En Suisse, un peu comme au Canada, chaque canton a établi les mesures sanitaires à respecter. Dans le sien, seules les épiceries et les pharmacies étaient ouvertes. Mais depuis lundi, les services de coiffure et de soins comme la physiothérapie et l’ergothérapie ainsi que les magasins d’horticulture et de jardinage sont rouverts en respectant certaines consignes.

Les écoles ne rouvriront que le 11 mai pour les élèves du primaire et des 1re, 2e et 3e secondaires. « Mais ça ne se fera pas dans tous les cantons, nuance-t-il. Nous, à Fribourg, l’école recommence le 11 mai parce que nous sommes dans l’un des cantons les moins touchés et parce que c’est un peu la campagne. On est moins touché que les grandes villes comme Genève, Zurich ou le Tessin. »

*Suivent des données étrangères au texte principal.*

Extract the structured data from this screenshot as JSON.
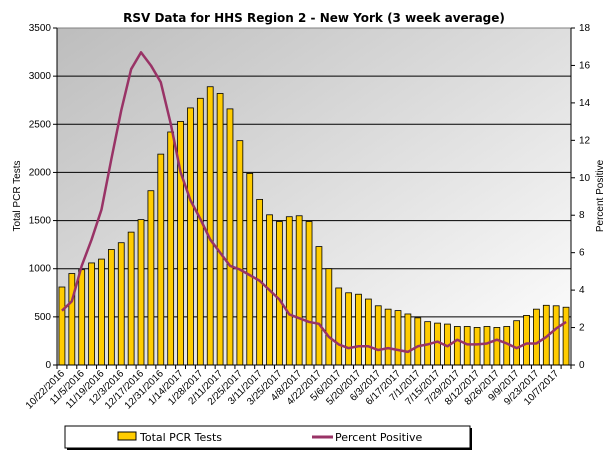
{
  "chart_data": {
    "type": "bar+line",
    "title": "RSV Data for HHS Region 2 - New York (3 week average)",
    "ylabel": "Total PCR Tests",
    "y2label": "Percent Positive",
    "ylim": [
      0,
      3500
    ],
    "yticks": [
      0,
      500,
      1000,
      1500,
      2000,
      2500,
      3000,
      3500
    ],
    "y2lim": [
      0,
      18
    ],
    "y2ticks": [
      0,
      2,
      4,
      6,
      8,
      10,
      12,
      14,
      16,
      18
    ],
    "grid": true,
    "legend_position": "bottom",
    "x_tick_labels": [
      "10/22/2016",
      "11/5/2016",
      "11/19/2016",
      "12/3/2016",
      "12/17/2016",
      "12/31/2016",
      "1/14/2017",
      "1/28/2017",
      "2/11/2017",
      "2/25/2017",
      "3/11/2017",
      "3/25/2017",
      "4/8/2017",
      "4/22/2017",
      "5/6/2017",
      "5/20/2017",
      "6/3/2017",
      "6/17/2017",
      "7/1/2017",
      "7/15/2017",
      "7/29/2017",
      "8/12/2017",
      "8/26/2017",
      "9/9/2017",
      "9/23/2017",
      "10/7/2017"
    ],
    "series": [
      {
        "name": "Total PCR Tests",
        "type": "bar",
        "axis": "left",
        "color": "#FFCC00",
        "values": [
          810,
          950,
          990,
          1060,
          1100,
          1200,
          1270,
          1380,
          1510,
          1810,
          2190,
          2420,
          2530,
          2670,
          2770,
          2890,
          2820,
          2660,
          2330,
          1990,
          1720,
          1560,
          1490,
          1540,
          1550,
          1490,
          1230,
          1000,
          800,
          750,
          735,
          685,
          615,
          580,
          565,
          530,
          490,
          450,
          435,
          425,
          400,
          400,
          390,
          400,
          390,
          400,
          460,
          515,
          580,
          620,
          615,
          600
        ]
      },
      {
        "name": "Percent Positive",
        "type": "line",
        "axis": "right",
        "color": "#993366",
        "values": [
          2.9,
          3.4,
          5.3,
          6.7,
          8.3,
          11.0,
          13.6,
          15.8,
          16.7,
          16.0,
          15.1,
          12.9,
          10.3,
          8.8,
          7.8,
          6.7,
          6.0,
          5.3,
          5.1,
          4.8,
          4.5,
          4.0,
          3.5,
          2.7,
          2.5,
          2.3,
          2.2,
          1.5,
          1.1,
          0.9,
          1.0,
          1.0,
          0.8,
          0.9,
          0.8,
          0.7,
          1.0,
          1.1,
          1.25,
          1.0,
          1.35,
          1.1,
          1.1,
          1.15,
          1.35,
          1.15,
          0.9,
          1.15,
          1.15,
          1.5,
          1.95,
          2.3
        ]
      }
    ]
  }
}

D’ici là, c’est lui qui fait l’école à la maison à sa fille qui aura bientôt 11 ans. « Tous les matins, on fait l’école par Internet et on reçoit tout ce qu’on a à faire dans la journée, devoirs inclus. Il faut les remettre par Internet dans l’après-midi. La maîtresse fait les corrections et habituellement en fin d’après-midi, on fait les corrections et le lendemain matin, on les redonne. Honnêtement, c’est assez bien fait », assure-t-il.

Cela dit, il constate que les Suisses sont très disciplinés et respectent les consignes. D’autre part, à l’instar d’autres pays, la Suisse n’a pas hésité à ouvrir ses goussets pour offrir une aide financière à la population.

« Ils ont débloqué plus de 100 milliards $, soit 50 milliards la première semaine et 50 autres la semaine suivante. La Suisse est presque le pays le plus riche d’Europe. Pour relancer l’économie, ils ont débloqué des fonds, c’est incroyable ! »

Dans le cas des équipes par exemple, elles ont été mises en chômage technique et le gouvernement paie jusqu’à 80 % d’un salaire de 148 000 $. « Si tu gagnes plus, ce sont les clubs qui comblent la différence », a-t-il expliqué.